Our general philosophy in Jep is to release the GIL whenever we execute any Java code, we essentially assume all Java operations are going to take long enough to justify releasing the GIL. After seeing how significant the impact is in this case we may want to revisit that philosophy but that has implications for how maintainable and reusable the Jep code is so I don't think we will be making changes quickly.

My current recommendation to improve the situation is to change your code so it is not crossing back and forth between Java and Python as often. In this case a List<Double> is going to require Python to go back into Java when accessing each element. That means each thread is going back and forth over 100,000 times and since there are 3 places where we release the GIL each time that is alot of GIL operations.

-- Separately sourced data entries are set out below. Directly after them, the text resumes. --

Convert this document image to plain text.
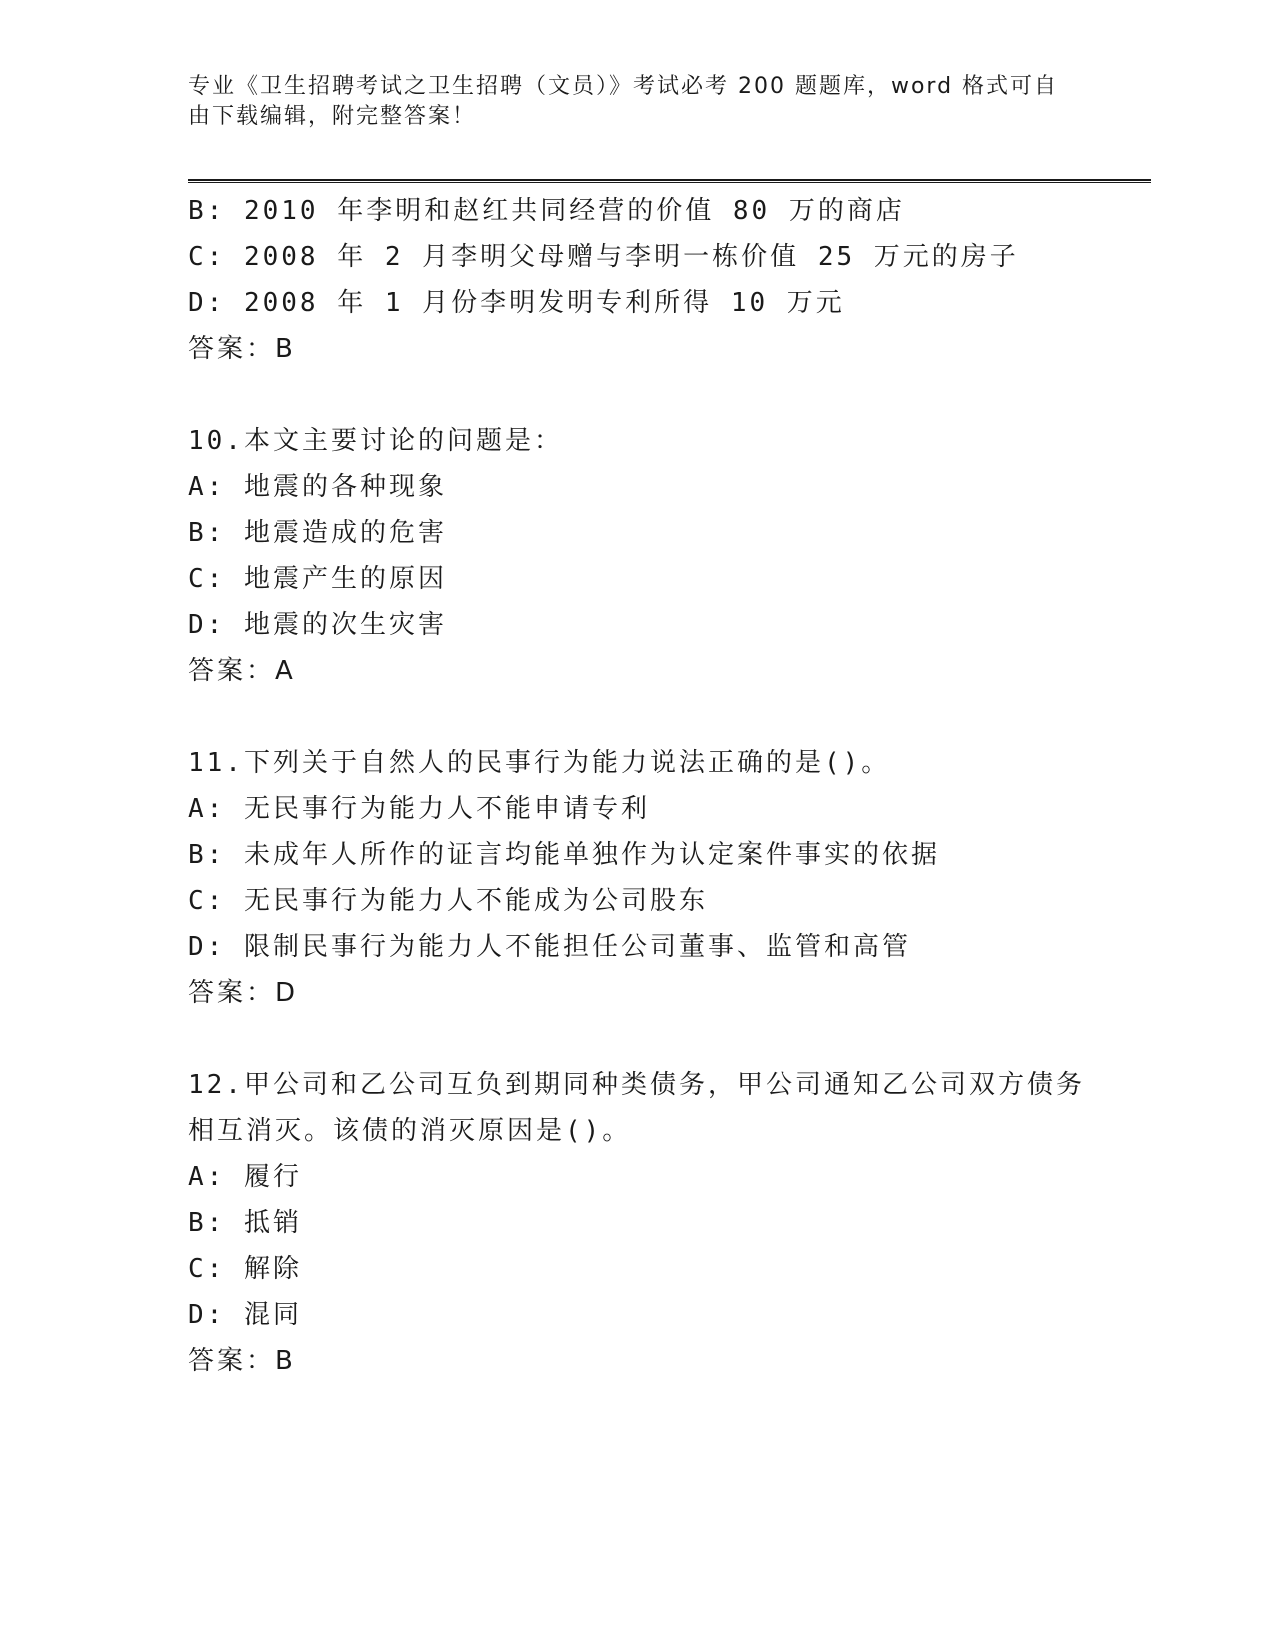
专业《卫生招聘考试之卫生招聘（文员）》考试必考 200 题题库，word 格式可自
由下载编辑，附完整答案！
B: 2010 年李明和赵红共同经营的价值 80 万的商店
C: 2008 年 2 月李明父母赠与李明一栋价值 25 万元的房子
D: 2008 年 1 月份李明发明专利所得 10 万元
答案：B
10.本文主要讨论的问题是：
A: 地震的各种现象
B: 地震造成的危害
C: 地震产生的原因
D: 地震的次生灾害
答案：A
11.下列关于自然人的民事行为能力说法正确的是()。
A: 无民事行为能力人不能申请专利
B: 未成年人所作的证言均能单独作为认定案件事实的依据
C: 无民事行为能力人不能成为公司股东
D: 限制民事行为能力人不能担任公司董事、监管和高管
答案：D
12.甲公司和乙公司互负到期同种类债务，甲公司通知乙公司双方债务
相互消灭。该债的消灭原因是()。
A: 履行
B: 抵销
C: 解除
D: 混同
答案：B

For numeric data you should see the best performance if you can use a direct buffer because then each language can access the same memory without any copying or coordination for individual elements. I changed your example to use a DoubleBuffer as data, using the code below to populate it with the same information. On my system it took 140ms for one thread and each of the 10 threads took about 180ms each, much better performance.

DoubleBuffer data = ByteBuffer.allocateDirect(8 * 10 * 10000).asDoubleBuffer();
IntStream.range(0, 10 * 10000).asDoubleStream().forEach(data::put);

You should be able to see similar performance by using NDArray or DirectNDArray. Even using a double[] instead of a List<Double> eliminated the multi-thread penalty for me.

hi,is any version to fix this question?